The next generation of video games is bland and drab.
I'm not referring to the annual torrent of horribly written games or the inevitable slew of sequels that come out every year, I actually mean that next-gen games are a mish-mash of browns and grays that end up looking like mud.
There are some games, however, that break this trend of cloudy color palates and overused settings and provide the rainbow not seen since the days of Super Nintendo when everything was colored so brightly your retinas were in danger of being seared. Super Smash Bros. Brawl takes us back to that time.
For those not familiar with the Smash Bros. series, imagine a fighting game such as Street Fighter, but instead of fighting as martial arts masters who fight for honor and glory you fight as people such as Mario, Luigi or Yoshi and use comical weapons to try to knock your opponents off of stages from classic Nintendo games.
As the third entry in the series, Brawl really pushes the envelope not only with the advanced power of the Wii, but also in the sheer scope and magnitude of this truly epic game.
The game has more characters, more stages, more unlocks and more mini-games than any game I've played in recent years that provide for hours and days of amazing gameplay.
The mainstay of any Smash Bros. game is the all-out insanity that comes with multiplayer battles.
Like the other games in the series, Brawl allows for four players to brawl with one another on a myriad of stages which usually devolves into shooting fireballs, using Pokemon, or even some of the more obscure attacks such as Kirby cooking all other players in a gigantic cauldron.
When it comes down to it, Brawl is a party game on par with all of the other Nintendo offerings such as Mario Kart that even the most inept video game players can enjoy.
Boyfriends, take note; you may even be able to con your girlfriends into playing this game with you.
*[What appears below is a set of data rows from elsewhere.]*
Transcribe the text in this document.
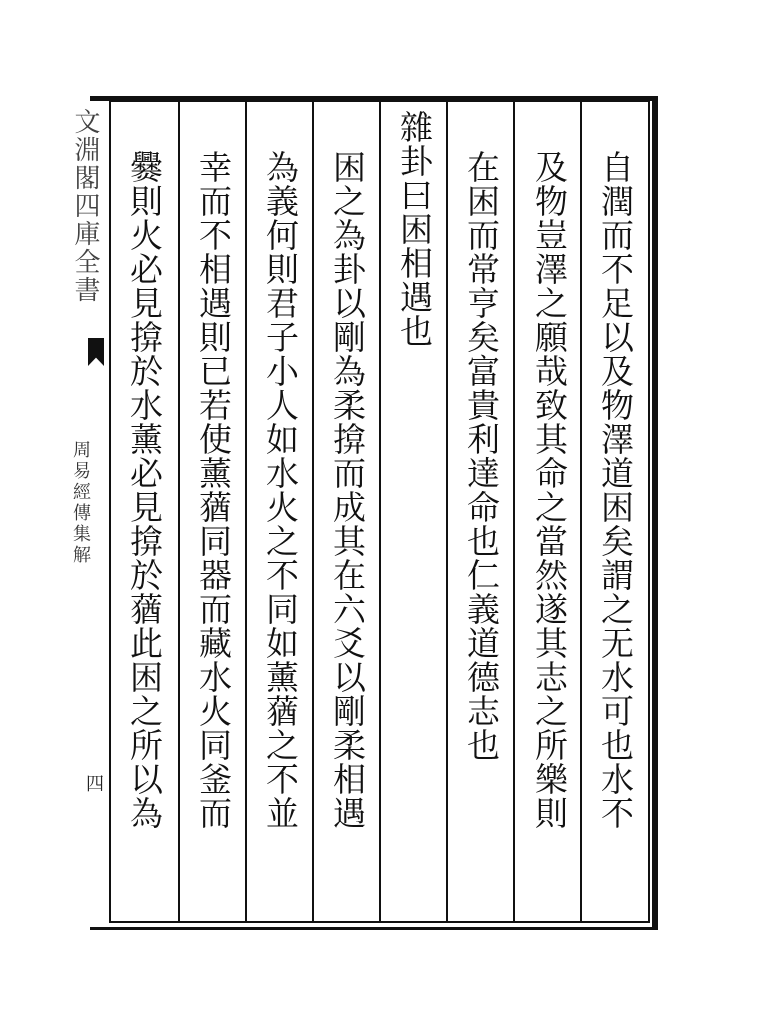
文淵閣四庫全書
周易經傳集解
四	自潤而不足以及物澤道困矣謂之无水可也水不
及物豈澤之願哉致其命之當然遂其志之所樂則
在困而常亨矣富貴利達命也仁義道德志也
雜卦曰困相遇也
困之為卦以剛為柔揜而成其在六爻以剛柔相遇
為義何則君子小人如水火之不同如薰蕕之不並
幸而不相遇則已若使薰蕕同器而藏水火同釜而
爨則火必見揜於水薰必見揜於蕕此困之所以為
Many of you may be wondering how the heck you control a fighting game with the Wii controller and I assure you that you won't be waving and waggling about trying to get Mario to throw a simple punch.
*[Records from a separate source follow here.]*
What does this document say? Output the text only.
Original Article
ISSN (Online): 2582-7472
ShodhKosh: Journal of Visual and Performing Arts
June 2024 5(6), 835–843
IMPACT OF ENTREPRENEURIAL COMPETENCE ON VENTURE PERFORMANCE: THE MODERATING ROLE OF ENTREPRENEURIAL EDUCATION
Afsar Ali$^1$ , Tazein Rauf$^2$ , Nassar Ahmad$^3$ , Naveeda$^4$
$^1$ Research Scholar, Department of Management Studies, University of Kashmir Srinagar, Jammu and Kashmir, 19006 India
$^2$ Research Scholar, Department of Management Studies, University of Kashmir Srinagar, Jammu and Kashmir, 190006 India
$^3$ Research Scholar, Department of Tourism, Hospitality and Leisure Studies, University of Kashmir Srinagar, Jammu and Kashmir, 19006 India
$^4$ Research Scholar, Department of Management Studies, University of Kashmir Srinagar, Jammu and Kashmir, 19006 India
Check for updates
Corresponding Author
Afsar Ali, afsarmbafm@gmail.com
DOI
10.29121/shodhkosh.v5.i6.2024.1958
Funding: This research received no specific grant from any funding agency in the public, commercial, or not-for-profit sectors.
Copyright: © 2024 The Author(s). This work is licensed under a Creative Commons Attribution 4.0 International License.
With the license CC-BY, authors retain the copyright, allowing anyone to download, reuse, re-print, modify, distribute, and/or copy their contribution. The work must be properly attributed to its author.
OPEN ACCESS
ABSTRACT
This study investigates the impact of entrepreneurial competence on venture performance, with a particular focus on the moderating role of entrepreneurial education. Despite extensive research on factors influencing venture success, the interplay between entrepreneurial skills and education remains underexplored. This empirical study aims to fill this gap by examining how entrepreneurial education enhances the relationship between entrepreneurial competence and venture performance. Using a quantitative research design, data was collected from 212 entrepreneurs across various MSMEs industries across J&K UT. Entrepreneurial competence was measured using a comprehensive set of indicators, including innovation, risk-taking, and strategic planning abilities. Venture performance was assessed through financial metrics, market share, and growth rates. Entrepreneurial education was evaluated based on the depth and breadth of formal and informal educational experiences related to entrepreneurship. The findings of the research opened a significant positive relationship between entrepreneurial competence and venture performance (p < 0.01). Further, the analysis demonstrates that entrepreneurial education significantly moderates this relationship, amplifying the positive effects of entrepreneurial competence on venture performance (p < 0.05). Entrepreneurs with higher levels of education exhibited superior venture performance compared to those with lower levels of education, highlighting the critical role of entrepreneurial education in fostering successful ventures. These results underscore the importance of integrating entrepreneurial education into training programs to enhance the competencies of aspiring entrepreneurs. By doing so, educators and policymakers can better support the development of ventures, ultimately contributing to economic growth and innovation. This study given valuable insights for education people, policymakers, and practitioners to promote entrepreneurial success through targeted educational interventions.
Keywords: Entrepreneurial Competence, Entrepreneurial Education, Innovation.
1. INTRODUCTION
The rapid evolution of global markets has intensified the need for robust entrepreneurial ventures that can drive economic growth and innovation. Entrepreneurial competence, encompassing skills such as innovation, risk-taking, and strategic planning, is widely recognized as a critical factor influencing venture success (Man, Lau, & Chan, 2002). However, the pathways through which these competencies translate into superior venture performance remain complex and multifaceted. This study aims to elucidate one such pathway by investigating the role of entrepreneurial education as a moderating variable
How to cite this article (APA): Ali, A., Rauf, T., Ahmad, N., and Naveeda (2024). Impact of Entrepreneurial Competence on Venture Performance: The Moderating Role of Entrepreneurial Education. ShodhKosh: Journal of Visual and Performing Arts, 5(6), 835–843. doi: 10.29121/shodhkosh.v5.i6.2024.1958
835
Controlling the game can be done with the Wiimote laid on its side as an old school Nintendo controller, with both the Wiimote and Nunchuck in tandem, with the "Classic Controller" that looks like a super Nintendo controller, or even with an original Gamecube controller.
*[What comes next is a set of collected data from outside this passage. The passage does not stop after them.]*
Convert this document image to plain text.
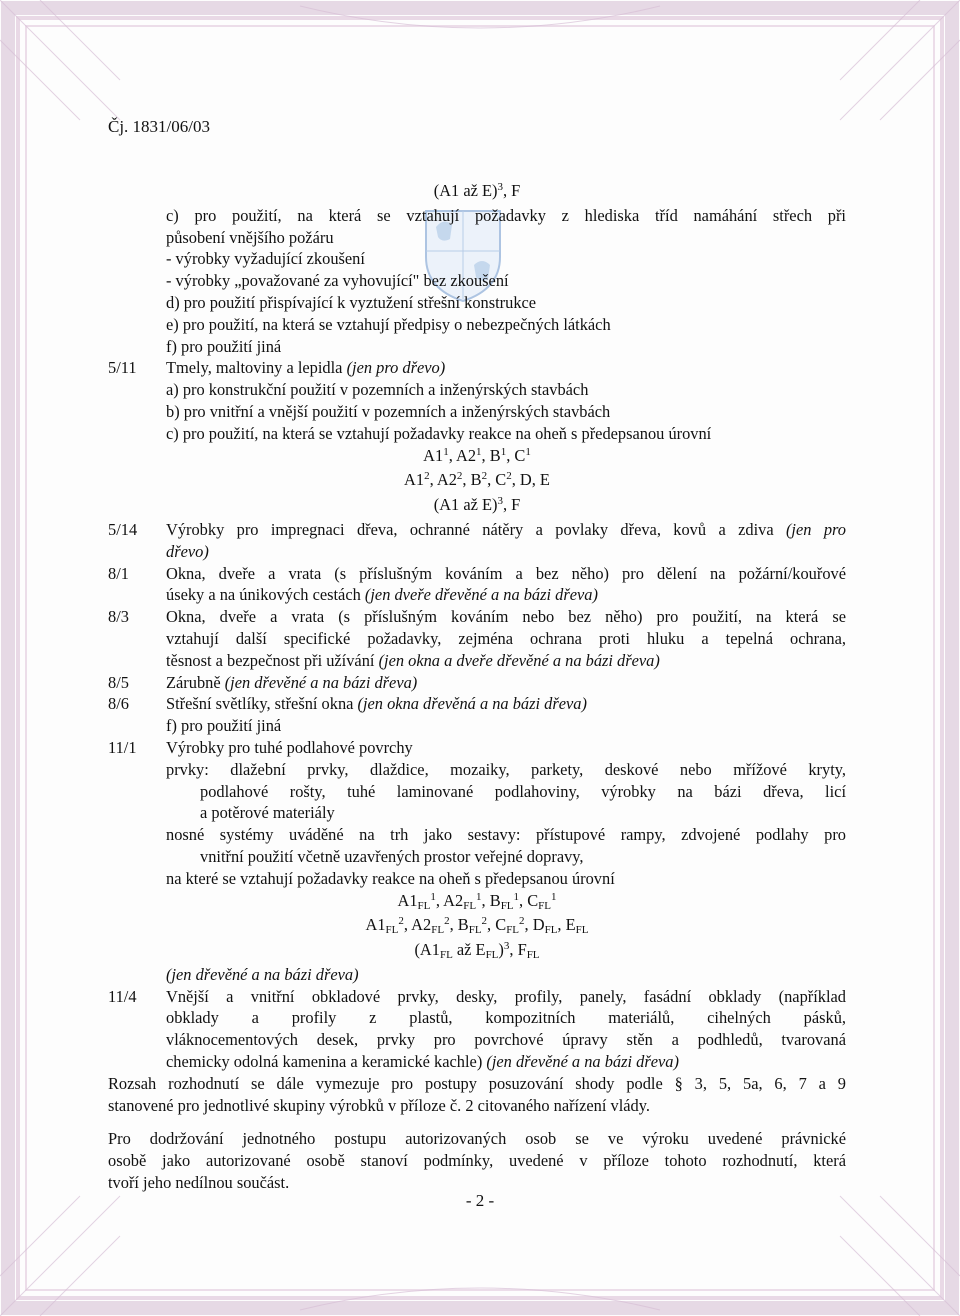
Čj. 1831/06/03
(A1 až E)$^3$, F
c) pro použití, na která se vztahují požadavky z hlediska tříd namáhání střech při
působení vnějšího požáru
- výrobky vyžadující zkoušení
- výrobky „považované za vyhovující" bez zkoušení
d) pro použití přispívající k vyztužení střešní konstrukce
e) pro použití, na která se vztahují předpisy o nebezpečných látkách
f) pro použití jiná
5/11	Tmely, maltoviny a lepidla (jen pro dřevo)
a) pro konstrukční použití v pozemních a inženýrských stavbách
b) pro vnitřní a vnější použití v pozemních a inženýrských stavbách
c) pro použití, na která se vztahují požadavky reakce na oheň s předepsanou úrovní
$A1^1$, $A2^1$, $B^1$, $C^1$
$A1^2$, $A2^2$, $B^2$, $C^2$, D, E
(A1 až E)$^3$, F
5/14	Výrobky pro impregnaci dřeva, ochranné nátěry a povlaky dřeva, kovů a zdiva (jen pro
dřevo)
8/1	Okna, dveře a vrata (s příslušným kováním a bez něho) pro dělení na požární/kouřové
úseky a na únikových cestách (jen dveře dřevěné a na bázi dřeva)
8/3	Okna, dveře a vrata (s příslušným kováním nebo bez něho) pro použití, na která se
vztahují další specifické požadavky, zejména ochrana proti hluku a tepelná ochrana,
těsnost a bezpečnost při užívání (jen okna a dveře dřevěné a na bázi dřeva)
8/5	Zárubně (jen dřevěné a na bázi dřeva)
8/6	Střešní světlíky, střešní okna (jen okna dřevěná a na bázi dřeva)
f) pro použití jiná
11/1	Výrobky pro tuhé podlahové povrchy
prvky: dlažební prvky, dlaždice, mozaiky, parkety, deskové nebo mřížové kryty,
podlahové rošty, tuhé laminované podlahoviny, výrobky na bázi dřeva, licí
a potěrové materiály
nosné systémy uváděné na trh jako sestavy: přístupové rampy, zdvojené podlahy pro
vnitřní použití včetně uzavřených prostor veřejné dopravy,
na které se vztahují požadavky reakce na oheň s předepsanou úrovní
$A1FL^1$, $A2FL^1$, BFL$^1$, CFL$^1$
$A1FL^2$, $A2FL^2$, BFL$^2$, CFL$^2$, DFL, EFL
(A1FL až EFL)$^3$, FFL
(jen dřevěné a na bázi dřeva)
11/4	Vnější a vnitřní obkladové prvky, desky, profily, panely, fasádní obklady (například
obklady a profily z plastů, kompozitních materiálů, cihelných pásků,
vláknocementových desek, prvky pro povrchové úpravy stěn a podhledů, tvarovaná
chemicky odolná kamenina a keramické kachle) (jen dřevěné a na bázi dřeva)
Rozsah rozhodnutí se dále vymezuje pro postupy posuzování shody podle § 3, 5, 5a, 6, 7 a 9
stanovené pro jednotlivé skupiny výrobků v příloze č. 2 citovaného nařízení vlády.
Pro dodržování jednotného postupu autorizovaných osob se ve výroku uvedené právnické
osobě jako autorizované osobě stanoví podmínky, uvedené v příloze tohoto rozhodnutí, která
tvoří jeho nedílnou součást.
- 2 -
Basically Brawl is one of the few games with so many choices for controlling the game that no one will be able to complain that they lost due to their controller ever again.
Another main draw of the game is all of the new characters who have been added to Brawl, the two most important ones being Sonic the Hedgehog, and Solid Snake of Metal Gear Solid fame.
Yes, Nintendo fans, finally you can end the age-old debate with all of the Sega Genesis kids over who would win in a fight between Mario and Sonic in a battle that is the nerd equivalent of an Ali vs. Frazier prize fight.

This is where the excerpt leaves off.